As mentioned above type J thermocouples are by far the most common type used in the plastics industry and there are some standard designs which fit the various processes. These include bayonet flexicouples for extrusion and injection moulding; melt bolt thermocouples for us on extrusion machines; bolt, nozzle and washer thermocouples for smaller heads and packaging machines.

Special care

Special care is required when using type J where water is present as the positive conductor is pure Iron and therefore is extremely susceptible to rusting. The cables generally used are glass fibre based and therefore not waterproof. Corrosion of the positive conductor will give the potential for measurement errors and ultimately failure of the thermocouple.

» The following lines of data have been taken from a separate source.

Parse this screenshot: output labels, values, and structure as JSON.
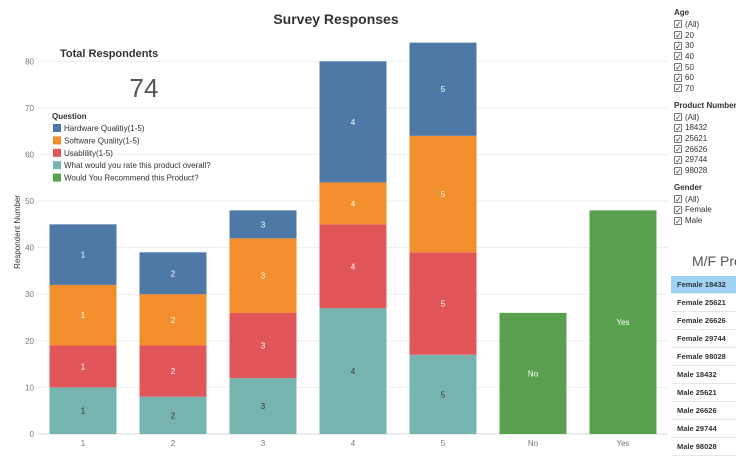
{
  "chart_data": {
    "type": "bar",
    "stacked": true,
    "title": "Survey Responses",
    "ylabel": "Respondent Number",
    "xlabel": "",
    "ylim": [
      0,
      85
    ],
    "yticks": [
      0,
      10,
      20,
      30,
      40,
      50,
      60,
      70,
      80
    ],
    "categories": [
      "1",
      "2",
      "3",
      "4",
      "5",
      "No",
      "Yes"
    ],
    "series": [
      {
        "name": "What would you rate this product overall?",
        "color": "#76b4b0",
        "values": [
          10,
          8,
          12,
          27,
          17,
          null,
          null
        ],
        "labels": [
          "1",
          "2",
          "3",
          "4",
          "5",
          null,
          null
        ]
      },
      {
        "name": "Usablility(1-5)",
        "color": "#e15759",
        "values": [
          9,
          11,
          14,
          18,
          22,
          null,
          null
        ],
        "labels": [
          "1",
          "2",
          "3",
          "4",
          "5",
          null,
          null
        ]
      },
      {
        "name": "Software Quality(1-5)",
        "color": "#f28e2b",
        "values": [
          13,
          11,
          16,
          9,
          25,
          null,
          null
        ],
        "labels": [
          "1",
          "2",
          "3",
          "4",
          "5",
          null,
          null
        ]
      },
      {
        "name": "Hardware Qualitiy(1-5)",
        "color": "#4e79a7",
        "values": [
          13,
          9,
          6,
          26,
          20,
          null,
          null
        ],
        "labels": [
          "1",
          "2",
          "3",
          "4",
          "5",
          null,
          null
        ]
      },
      {
        "name": "Would You Recommend this Product?",
        "color": "#59a14f",
        "values": [
          null,
          null,
          null,
          null,
          null,
          26,
          48
        ],
        "labels": [
          null,
          null,
          null,
          null,
          null,
          "No",
          "Yes"
        ]
      }
    ],
    "legend": {
      "title": "Question",
      "items": [
        {
          "name": "Hardware Qualitiy(1-5)",
          "color": "#4e79a7"
        },
        {
          "name": "Software Quality(1-5)",
          "color": "#f28e2b"
        },
        {
          "name": "Usablility(1-5)",
          "color": "#e15759"
        },
        {
          "name": "What would you rate this product overall?",
          "color": "#76b4b0"
        },
        {
          "name": "Would You Recommend this Product?",
          "color": "#59a14f"
        }
      ]
    },
    "kpi": {
      "label": "Total Respondents",
      "value": "74"
    }
  },
  "filters": {
    "age": {
      "title": "Age",
      "items": [
        "(All)",
        "20",
        "30",
        "40",
        "50",
        "60",
        "70"
      ]
    },
    "product": {
      "title": "Product Number",
      "items": [
        "(All)",
        "18432",
        "25621",
        "26626",
        "29744",
        "98028"
      ]
    },
    "gender": {
      "title": "Gender",
      "items": [
        "(All)",
        "Female",
        "Male"
      ]
    }
  },
  "mf_table": {
    "title": "M/F Pro",
    "rows": [
      "Female 18432",
      "Female 25621",
      "Female 26626",
      "Female 29744",
      "Female 98028",
      "Male 18432",
      "Male 25621",
      "Male 26626",
      "Male 29744",
      "Male 98028"
    ],
    "selected_index": 0
  }
}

A Process Parameters Type K thermocouple made from Nickel-Chromium or Nickel-Alumel with green casing.

Type K Thermocouple

By far the most common type of thermocouple in use today is type K. It possesses a really good set of features which make it suitable for the widest possible range of applications.

Nickel-based conductors

The conductors for the thermocouple are Nickel-based alloys (Nickel-Chromium and Nickel-Aluminium) which makes the conductors of any cable extremely tough and robust. It also contributes to a usefully wide operating temperature range of between 0 and 1100°C continuously and in the range -180°C to +1300°C for short periods. Note that these temperature ranges are also highly dependent on the construction of the sensor.

Welding & soldering

The conductors of the thermocouple are ideal for welding and brazing/silver soldering. This enables manufacturers such as us to bond thermocouple junctions to other components with a high-temperature join (rather than adhesive). This could be a simple washer but could also be a weld pad or bolt type fixing.

Class 1 accuracy

Class 1 accuracy for type K is ±1.5°C in the range -40 to +375°C. Beyond that the tolerance 0.4% of the measured value. Class 2 is a wider tolerance than this and is generally not used.

Accordion Panel

Type K thermocouples used in certain application may require “special tolerance” wire. This means that conductor pairs are carefully selected and tested to provide improved levels of accuracy generally over a limited temperature range. If you have a special tolerance requirement, please contact us.

Variety of designs

Type K thermocouples are used almost anywhere where the measured temperature falls within the possible range. Process Parameters manufactures type K thermocouples in a variety of designs including washer types for surface measurement, handheld designs for food measurement, small sheathed designs for use in packaging machines and ceramic sheathed designs for use in high-temperature furnace type processes.